When backgroundColor is provided (or auto-detected from opaque images), the engine computes a backgroundLuminance value and applies a small scale-down:
irradiationScale = 1 - darkness × density × 0.08
Where darkness = 1 - backgroundLuminance and density is the logo’s pixel density. This is a subtle effect (typically 1–4% reduction), but it measurably improves visual balance in dark mode. It only applies to opaque images where the background luminance can be determined — transparent logos are unaffected.

5. Visual Center Alignment

After normalization, logos can still appear misaligned because their visual weight isn’t centered.
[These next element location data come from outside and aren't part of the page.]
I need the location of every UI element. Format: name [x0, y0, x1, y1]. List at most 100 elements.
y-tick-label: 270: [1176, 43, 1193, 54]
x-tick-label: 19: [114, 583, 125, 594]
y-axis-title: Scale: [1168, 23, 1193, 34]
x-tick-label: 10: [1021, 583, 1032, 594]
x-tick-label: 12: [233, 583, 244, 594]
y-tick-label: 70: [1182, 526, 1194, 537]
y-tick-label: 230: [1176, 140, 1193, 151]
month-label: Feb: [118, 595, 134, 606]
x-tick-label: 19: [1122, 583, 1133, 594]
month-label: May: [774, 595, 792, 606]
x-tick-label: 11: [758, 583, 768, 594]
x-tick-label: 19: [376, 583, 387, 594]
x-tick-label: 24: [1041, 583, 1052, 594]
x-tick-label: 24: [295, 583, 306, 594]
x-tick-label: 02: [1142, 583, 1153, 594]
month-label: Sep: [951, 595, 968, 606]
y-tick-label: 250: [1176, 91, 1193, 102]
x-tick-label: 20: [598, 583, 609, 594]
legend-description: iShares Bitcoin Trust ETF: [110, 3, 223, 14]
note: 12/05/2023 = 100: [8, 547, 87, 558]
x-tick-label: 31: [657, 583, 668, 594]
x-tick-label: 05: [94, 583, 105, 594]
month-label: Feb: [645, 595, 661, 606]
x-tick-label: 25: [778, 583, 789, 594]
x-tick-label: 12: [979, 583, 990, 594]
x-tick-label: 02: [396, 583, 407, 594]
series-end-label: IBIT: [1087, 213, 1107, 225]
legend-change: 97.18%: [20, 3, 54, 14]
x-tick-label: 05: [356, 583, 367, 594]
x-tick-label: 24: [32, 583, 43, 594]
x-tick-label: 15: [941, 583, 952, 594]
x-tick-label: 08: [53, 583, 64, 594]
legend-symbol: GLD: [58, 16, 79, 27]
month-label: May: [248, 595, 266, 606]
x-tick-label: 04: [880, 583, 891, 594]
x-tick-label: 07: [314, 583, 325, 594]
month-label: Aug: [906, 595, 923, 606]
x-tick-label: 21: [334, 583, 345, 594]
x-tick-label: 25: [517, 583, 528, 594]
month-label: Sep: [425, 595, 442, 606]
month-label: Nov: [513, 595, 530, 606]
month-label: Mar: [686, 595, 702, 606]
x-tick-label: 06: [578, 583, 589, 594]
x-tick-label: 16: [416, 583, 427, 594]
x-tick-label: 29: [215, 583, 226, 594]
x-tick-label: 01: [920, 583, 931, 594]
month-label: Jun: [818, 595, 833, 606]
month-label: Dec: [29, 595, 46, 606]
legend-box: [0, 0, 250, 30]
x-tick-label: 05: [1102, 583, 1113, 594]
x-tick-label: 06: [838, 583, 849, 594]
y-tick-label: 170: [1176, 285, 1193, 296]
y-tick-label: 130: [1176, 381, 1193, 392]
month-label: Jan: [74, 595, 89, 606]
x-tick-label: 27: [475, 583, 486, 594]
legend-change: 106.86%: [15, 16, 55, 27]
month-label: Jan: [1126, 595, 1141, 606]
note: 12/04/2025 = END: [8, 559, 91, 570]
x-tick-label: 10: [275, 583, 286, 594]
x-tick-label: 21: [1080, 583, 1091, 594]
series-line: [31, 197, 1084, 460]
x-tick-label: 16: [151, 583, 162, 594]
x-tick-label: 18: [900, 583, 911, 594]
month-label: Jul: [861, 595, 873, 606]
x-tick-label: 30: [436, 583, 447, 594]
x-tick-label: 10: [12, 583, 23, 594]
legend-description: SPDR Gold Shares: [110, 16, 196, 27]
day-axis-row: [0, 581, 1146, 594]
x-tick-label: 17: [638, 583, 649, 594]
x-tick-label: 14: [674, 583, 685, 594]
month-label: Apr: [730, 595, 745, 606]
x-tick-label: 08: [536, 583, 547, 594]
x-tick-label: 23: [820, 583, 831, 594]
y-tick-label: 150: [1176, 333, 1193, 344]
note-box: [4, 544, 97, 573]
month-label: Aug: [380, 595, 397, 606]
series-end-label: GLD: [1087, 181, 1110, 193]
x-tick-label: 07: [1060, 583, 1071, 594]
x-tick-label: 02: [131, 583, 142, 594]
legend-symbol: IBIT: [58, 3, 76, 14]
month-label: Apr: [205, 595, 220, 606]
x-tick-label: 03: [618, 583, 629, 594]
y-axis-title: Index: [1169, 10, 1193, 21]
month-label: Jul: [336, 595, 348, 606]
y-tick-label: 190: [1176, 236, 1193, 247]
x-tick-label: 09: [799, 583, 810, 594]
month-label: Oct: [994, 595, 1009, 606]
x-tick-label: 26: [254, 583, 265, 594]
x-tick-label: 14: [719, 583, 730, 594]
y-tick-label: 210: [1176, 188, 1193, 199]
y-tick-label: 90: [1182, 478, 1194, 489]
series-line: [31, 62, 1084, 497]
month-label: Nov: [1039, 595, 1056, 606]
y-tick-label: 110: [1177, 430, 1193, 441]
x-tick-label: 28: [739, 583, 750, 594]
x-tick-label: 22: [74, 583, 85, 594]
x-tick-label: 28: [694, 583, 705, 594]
Consider a logo like the Airbnb symbol — the geometric center of the bounding box isn’t where your eye perceives the center to be.

Computing the visual center

During content detection, the engine computes a weighted center of mass across all content pixels. Each pixel’s weight is proportional to its contrast distance from the background (or its alpha for transparent logos). This gives more influence to high-contrast, visually prominent pixels. The result is a visualCenter with offsetX and offsetY values representing the displacement from the geometric center of the content box.

Applying alignment

The getVisualCenterTransform helper computes a CSS translate() that compensates for this offset:
import { getVisualCenterTransform } from "@sanity-labs/logo-soup";

const transform = getVisualCenterTransform(logo, "visual-center-y");
// Returns "translate(0px, -2.3px)" or undefined
The alignBy modes control which axes are compensated:
  • "bounds" — No compensation, align by geometric center
  • "visual-center" — Compensate on both X and Y
  • "visual-center-x" — Compensate horizontally only
  • "visual-center-y" — Compensate vertically only (default)
The default "visual-center-y" is best for horizontal logo rows where vertical balance matters most. Horizontal offsets are usually less noticeable because logos have natural spacing between them.

Performance

All processing happens on the client using an off-screen <canvas> element. Key optimizations:
  • Downscaling: Images are drawn at ~2,048 total pixels regardless of source resolution. A 2000×1000 image is analyzed at ~45×23 pixels. This makes measurement O(1) relative to image resolution.
  • Reusable canvases: The engine maintains pooled canvas contexts to avoid repeated DOM allocation.
  • Image caching: Once an image is loaded and measured, the result is cached by URL. Re-processing with different baseSize or scaleFactor reuses cached measurements without network requests.
  • Cancellation: If process() is called while a previous run is still loading, the in-flight work is cancelled. Only the latest call’s results are emitted.
  • Blob URL management: Cropped images use URL.createObjectURL() and are properly revoked on cache invalidation and engine destruction.